Futu Holdings (FUTU) stock dropped more than 35% in premarket trading on Friday after China’s securities regulator moved to formally penalize the company for running unlicensed brokerage operations inside mainland China.
The China Securities Regulatory Commission (CSRC) filed investigations and issued advance penalty notices against three offshore brokers: Futu Securities International (Hong Kong), Tiger Brokers (NZ), and Longbridge Securities (Hong Kong). All three were found to have conducted securities trading, order processing, and fund sales on the Chinese mainland without CSRC approval or the required licenses.
Futu’s stock was last seen trading around $84 in premarket, down roughly 32% from Thursday’s close. Its 52-week high was $202.53.
The regulator cited violations of three Chinese laws: the Securities Law, the Securities Investment Fund Law, and the Futures and Derivatives Law.
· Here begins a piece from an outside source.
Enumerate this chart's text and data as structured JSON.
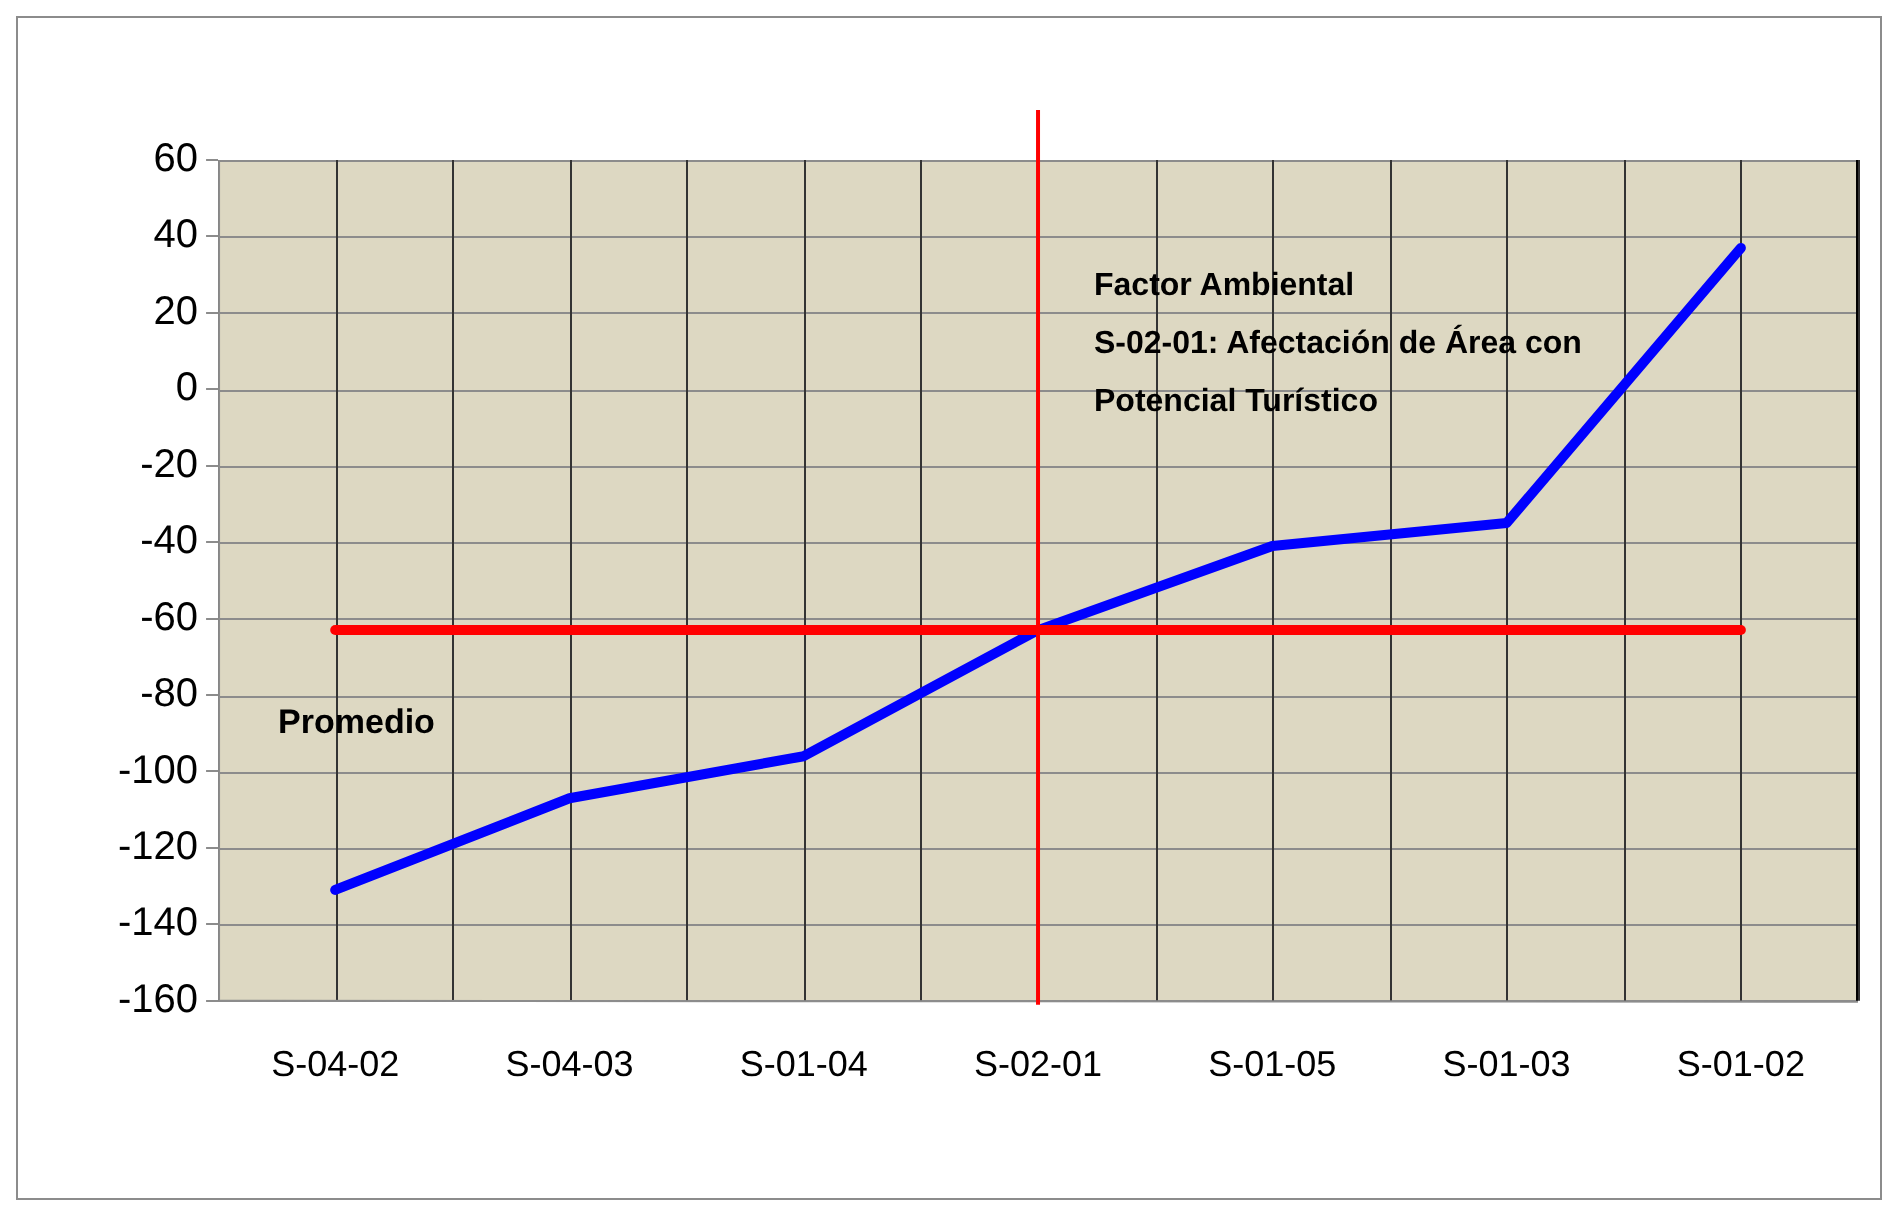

Under those laws, the CSRC intends to confiscate all illegal gains from both the Chinese and overseas entities of Futu, Tiger, and Longbridge. The regulator also said it plans to impose severe financial penalties on top of that.
The CSRC called the cross-border business activities a disruption to market order, stating they “must be resolutely cracked down upon.”
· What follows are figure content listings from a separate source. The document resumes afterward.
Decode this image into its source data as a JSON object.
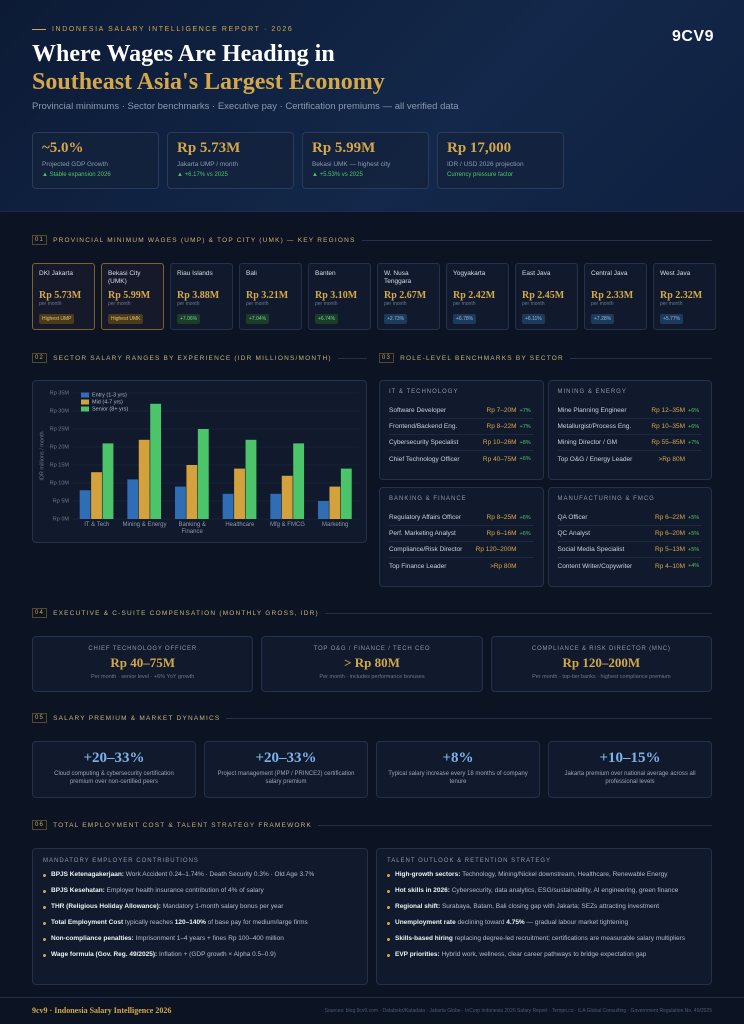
{
  "header": {
    "kicker": "INDONESIA SALARY INTELLIGENCE REPORT · 2026",
    "title_line1": "Where Wages Are Heading in",
    "title_line2": "Southeast Asia's Largest Economy",
    "subtitle": "Provincial minimums · Sector benchmarks · Executive pay · Certification premiums — all verified data",
    "logo": "9CV9"
  },
  "stats": [
    {
      "value": "~5.0%",
      "label": "Projected GDP Growth",
      "note": "▲ Stable expansion 2026"
    },
    {
      "value": "Rp 5.73M",
      "label": "Jakarta UMP / month",
      "note": "▲ +6.17% vs 2025"
    },
    {
      "value": "Rp 5.99M",
      "label": "Bekasi UMK — highest city",
      "note": "▲ +5.53% vs 2025"
    },
    {
      "value": "Rp 17,000",
      "label": "IDR / USD 2026 projection",
      "note": "Currency pressure factor"
    }
  ],
  "regions": {
    "number": "01",
    "title": "PROVINCIAL MINIMUM WAGES (UMP) & TOP CITY (UMK) — KEY REGIONS",
    "unit": "per month",
    "items": [
      {
        "name": "DKI Jakarta",
        "value": "Rp 5.73M",
        "badge": "Highest UMP"
      },
      {
        "name": "Bekasi City (UMK)",
        "value": "Rp 5.99M",
        "badge": "Highest UMK"
      },
      {
        "name": "Riau Islands",
        "value": "Rp 3.88M",
        "badge": "+7.06%"
      },
      {
        "name": "Bali",
        "value": "Rp 3.21M",
        "badge": "+7.04%"
      },
      {
        "name": "Banten",
        "value": "Rp 3.10M",
        "badge": "+6.74%"
      },
      {
        "name": "W. Nusa Tenggara",
        "value": "Rp 2.67M",
        "badge": "+2.73%"
      },
      {
        "name": "Yogyakarta",
        "value": "Rp 2.42M",
        "badge": "+6.78%"
      },
      {
        "name": "East Java",
        "value": "Rp 2.45M",
        "badge": "+6.11%"
      },
      {
        "name": "Central Java",
        "value": "Rp 2.33M",
        "badge": "+7.28%"
      },
      {
        "name": "West Java",
        "value": "Rp 2.32M",
        "badge": "+5.77%"
      }
    ]
  },
  "chart_section": {
    "number": "02",
    "title": "SECTOR SALARY RANGES BY EXPERIENCE (IDR MILLIONS/MONTH)"
  },
  "chart_data": {
    "type": "bar",
    "y_label": "IDR millions / month",
    "categories": [
      "IT & Tech",
      "Mining & Energy",
      "Banking & Finance",
      "Healthcare",
      "Mfg & FMCG",
      "Marketing"
    ],
    "series": [
      {
        "name": "Entry (1-3 yrs)",
        "color": "#2f6db5",
        "values": [
          8,
          11,
          9,
          7,
          7,
          5
        ]
      },
      {
        "name": "Mid (4-7 yrs)",
        "color": "#d4a23c",
        "values": [
          13,
          22,
          15,
          14,
          12,
          9
        ]
      },
      {
        "name": "Senior (8+ yrs)",
        "color": "#4cc46a",
        "values": [
          21,
          32,
          25,
          22,
          21,
          14
        ]
      }
    ],
    "ylim": [
      0,
      35
    ],
    "yticks": [
      {
        "value": 0,
        "label": "Rp 0M"
      },
      {
        "value": 5,
        "label": "Rp 5M"
      },
      {
        "value": 10,
        "label": "Rp 10M"
      },
      {
        "value": 15,
        "label": "Rp 15M"
      },
      {
        "value": 20,
        "label": "Rp 20M"
      },
      {
        "value": 25,
        "label": "Rp 25M"
      },
      {
        "value": 30,
        "label": "Rp 30M"
      },
      {
        "value": 35,
        "label": "Rp 35M"
      }
    ],
    "grid": true,
    "legend": "top-left"
  },
  "benchmarks": {
    "number": "03",
    "title": "ROLE-LEVEL BENCHMARKS BY SECTOR",
    "sectors": [
      {
        "name": "IT & TECHNOLOGY",
        "roles": [
          {
            "role": "Software Developer",
            "range": "Rp 7–20M",
            "growth": "+7%"
          },
          {
            "role": "Frontend/Backend Eng.",
            "range": "Rp 8–22M",
            "growth": "+7%"
          },
          {
            "role": "Cybersecurity Specialist",
            "range": "Rp 10–26M",
            "growth": "+8%"
          },
          {
            "role": "Chief Technology Officer",
            "range": "Rp 40–75M",
            "growth": "+6%"
          }
        ]
      },
      {
        "name": "MINING & ENERGY",
        "roles": [
          {
            "role": "Mine Planning Engineer",
            "range": "Rp 12–35M",
            "growth": "+6%"
          },
          {
            "role": "Metallurgist/Process Eng.",
            "range": "Rp 10–35M",
            "growth": "+6%"
          },
          {
            "role": "Mining Director / GM",
            "range": "Rp 55–85M",
            "growth": "+7%"
          },
          {
            "role": "Top O&G / Energy Leader",
            "range": ">Rp 80M"
          }
        ]
      },
      {
        "name": "BANKING & FINANCE",
        "roles": [
          {
            "role": "Regulatory Affairs Officer",
            "range": "Rp 8–25M",
            "growth": "+6%"
          },
          {
            "role": "Perf. Marketing Analyst",
            "range": "Rp 6–16M",
            "growth": "+6%"
          },
          {
            "role": "Compliance/Risk Director",
            "range": "Rp 120–200M"
          },
          {
            "role": "Top Finance Leader",
            "range": ">Rp 80M"
          }
        ]
      },
      {
        "name": "MANUFACTURING & FMCG",
        "roles": [
          {
            "role": "QA Officer",
            "range": "Rp 6–22M",
            "growth": "+5%"
          },
          {
            "role": "QC Analyst",
            "range": "Rp 6–20M",
            "growth": "+5%"
          },
          {
            "role": "Social Media Specialist",
            "range": "Rp 5–13M",
            "growth": "+5%"
          },
          {
            "role": "Content Writer/Copywriter",
            "range": "Rp 4–10M",
            "growth": "+4%"
          }
        ]
      }
    ]
  },
  "executive": {
    "number": "04",
    "title": "EXECUTIVE & C-SUITE COMPENSATION (MONTHLY GROSS, IDR)",
    "cards": [
      {
        "role": "CHIEF TECHNOLOGY OFFICER",
        "pay": "Rp 40–75M",
        "note": "Per month · senior level · +6% YoY growth"
      },
      {
        "role": "TOP O&G / FINANCE / TECH CEO",
        "pay": "> Rp 80M",
        "note": "Per month · includes performance bonuses"
      },
      {
        "role": "COMPLIANCE & RISK DIRECTOR (MNC)",
        "pay": "Rp 120–200M",
        "note": "Per month · top-tier banks · highest compliance premium"
      }
    ]
  },
  "premiums": {
    "number": "05",
    "title": "SALARY PREMIUM & MARKET DYNAMICS",
    "cards": [
      {
        "value": "+20–33%",
        "text": "Cloud computing & cybersecurity certification premium over non-certified peers"
      },
      {
        "value": "+20–33%",
        "text": "Project management (PMP / PRINCE2) certification salary premium"
      },
      {
        "value": "+8%",
        "text": "Typical salary increase every 18 months of company tenure"
      },
      {
        "value": "+10–15%",
        "text": "Jakarta premium over national average across all professional levels"
      }
    ]
  },
  "framework": {
    "number": "06",
    "title": "TOTAL EMPLOYMENT COST & TALENT STRATEGY FRAMEWORK",
    "panels": [
      {
        "title": "MANDATORY EMPLOYER CONTRIBUTIONS",
        "items": [
          [
            "BPJS Ketenagakerjaan:",
            " Work Accident 0.24–1.74% · Death Security 0.3% · Old Age 3.7%"
          ],
          [
            "BPJS Kesehatan:",
            " Employer health insurance contribution of 4% of salary"
          ],
          [
            "THR (Religious Holiday Allowance):",
            " Mandatory 1-month salary bonus per year"
          ],
          [
            "Total Employment Cost",
            " typically reaches ",
            "120–140%",
            " of base pay for medium/large firms"
          ],
          [
            "Non-compliance penalties:",
            " Imprisonment 1–4 years + fines Rp 100–400 million"
          ],
          [
            "Wage formula (Gov. Reg. 49/2025):",
            " Inflation + (GDP growth × Alpha 0.5–0.9)"
          ]
        ]
      },
      {
        "title": "TALENT OUTLOOK & RETENTION STRATEGY",
        "items": [
          [
            "High-growth sectors:",
            " Technology, Mining/Nickel downstream, Healthcare, Renewable Energy"
          ],
          [
            "Hot skills in 2026:",
            " Cybersecurity, data analytics, ESG/sustainability, AI engineering, green finance"
          ],
          [
            "Regional shift:",
            " Surabaya, Batam, Bali closing gap with Jakarta; SEZs attracting investment"
          ],
          [
            "Unemployment rate",
            " declining toward ",
            "4.75%",
            " — gradual labour market tightening"
          ],
          [
            "Skills-based hiring",
            " replacing degree-led recruitment; certifications are measurable salary multipliers"
          ],
          [
            "EVP priorities:",
            " Hybrid work, wellness, clear career pathways to bridge expectation gap"
          ]
        ]
      }
    ]
  },
  "footer": {
    "brand": "9cv9 · Indonesia Salary Intelligence 2026",
    "sources": "Sources: blog.9cv9.com · Databoks/Katadata · Jakarta Globe · InCorp Indonesia 2026 Salary Report · Tempo.co · ILA Global Consulting · Government Regulation No. 49/2025"
  }
}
The three companies do have the right to respond. They can submit statements, present defenses, and request hearings before final penalty decisions are made.
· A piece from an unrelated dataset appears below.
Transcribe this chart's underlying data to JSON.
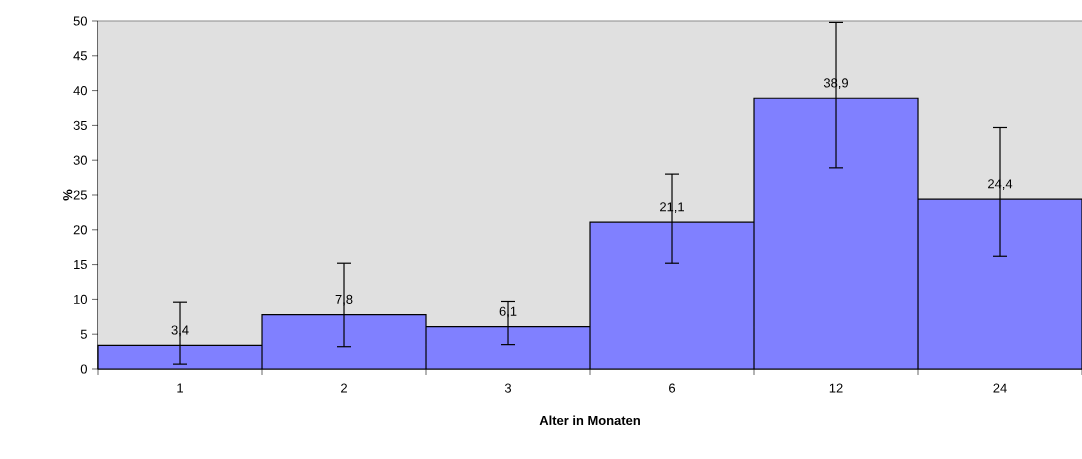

The penalties go beyond just fines. During a two-year transition period, Futu and the other brokers are banned from offering buy-side services or accepting new money from mainland clients. Existing mainland clients will only be allowed to sell holdings and withdraw funds.
Once that transition window closes, the firms must fully shut down all domestic websites, trading apps, and supporting servers in China.
This is a direct hit to the business model that Futu built its growth on — serving mainland Chinese investors through its offshore platform.
The regulatory pressure is not new. The CSRC first declared this type of cross-border brokerage business illegal back in late 2022, which sent Futu and Tiger Brokers stock sharply lower at the time and forced them to stop accepting new mainland clients. Friday’s action is a formal escalation, moving from warnings to case filings and asset confiscation.
UP Fintech Holding (TIGR), which operates Tiger Brokers, fell about 37% in premarket trading to around $3.67.
The broader U.S. market was steady on Friday, with the S&P 500 and Nasdaq posting fractional gains, confirming the selloff is tied entirely to this regulatory action and not any macro move.
Futu’s Q1 2026 earnings have not yet been reported.